雨の中走つて來た男は錯亂した様子で喚き散らした。
「し、死んでる! 死んでる!
キ、キキキヌタ様が逃げたつ!
し、し、死體が境内に……!
賢治の坊主が!」
誰もが耳を疑つた。
突如として村は騒然となつた。
僕は賢治の家族や村人達と一緒に神?に向かつた。
降りしきる雨の中、神社の境内は暴かれてゐた。
其れは賢治と僕の計書通りだつた。
しかし其の内(なか)は。…………
其の光景を思ひ出すと今でも具合が惡くなる。
賢治の母親は其の場に泣き崩れた。
誰かが呟いた。
「キヌタ様が食つたんだ……」
「……何て酷い有様ぢゃ」
「此れからまた人食いキヌタの横暴が繰り返されると言ふのかい……嗚呼……」
頭を毆(なぐ)られたやうな氣分だつた。
惡い夢なら、覺めて呉れ。
僕は人生で初めて心の底から唱へた。
賢治の遺體は原形を留めてゐなかつた爲に、葬儀は簡素に其の日の内に行はれた。
僕も其の參列者に加へて貰つた。
計畫では境内が暴かれているのが發見された後、僕が二人を呼びに行く筈だつた墓場に、賢治は靜かに埋葬された。

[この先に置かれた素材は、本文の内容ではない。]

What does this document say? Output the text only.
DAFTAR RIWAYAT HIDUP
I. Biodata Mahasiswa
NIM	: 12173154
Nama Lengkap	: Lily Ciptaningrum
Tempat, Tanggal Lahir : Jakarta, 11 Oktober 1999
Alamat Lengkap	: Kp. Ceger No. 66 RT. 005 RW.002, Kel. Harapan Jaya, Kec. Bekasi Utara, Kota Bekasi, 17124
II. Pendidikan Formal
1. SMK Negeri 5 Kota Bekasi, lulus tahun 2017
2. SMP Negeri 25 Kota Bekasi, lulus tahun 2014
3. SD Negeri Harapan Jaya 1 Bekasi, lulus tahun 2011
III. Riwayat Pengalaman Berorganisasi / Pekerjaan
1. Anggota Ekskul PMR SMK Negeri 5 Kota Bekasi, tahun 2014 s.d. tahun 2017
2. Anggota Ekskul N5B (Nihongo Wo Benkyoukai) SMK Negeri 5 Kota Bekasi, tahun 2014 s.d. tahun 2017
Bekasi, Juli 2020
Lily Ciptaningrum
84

埋葬が終はつてから暫くの間、僕はぼんやりしてゐたらしい。
氣が附くと村人達は踵を返して村へ戻り始めてゐた。
僕も慌てて其れに倣ほうとした其の間、僕の眼の端は山林の墓場にそぐはぬ艷やかな色を捉へた。
重ねられた華やかな着物。
其處にゐたのは加奈……否、キヌタ様だつた。
僕は射竦められたやうに動けなくなつた。
村人を呼ばうにも聲が出ない。
キヌタ様は艷つぽい笑みを浮かべ乍らこちらへ向つて來る。
其の後ろには三人の見慣れぬ男が附いてゐる。
其れも揃いも揃つて眞つ白い顏の美男ばかりだ。
瞬間的に、彼れがキヌタ一族に違いないと悟つた。
脚が竦んで動けない。村人達は氣附かないのだらうか。
目を逸らした瞬間キヌタ一族が襲い掛かつてきさうで、焦る氣持ちとは裏腹に、村人達の方を振り向くことさへ出來なかつた。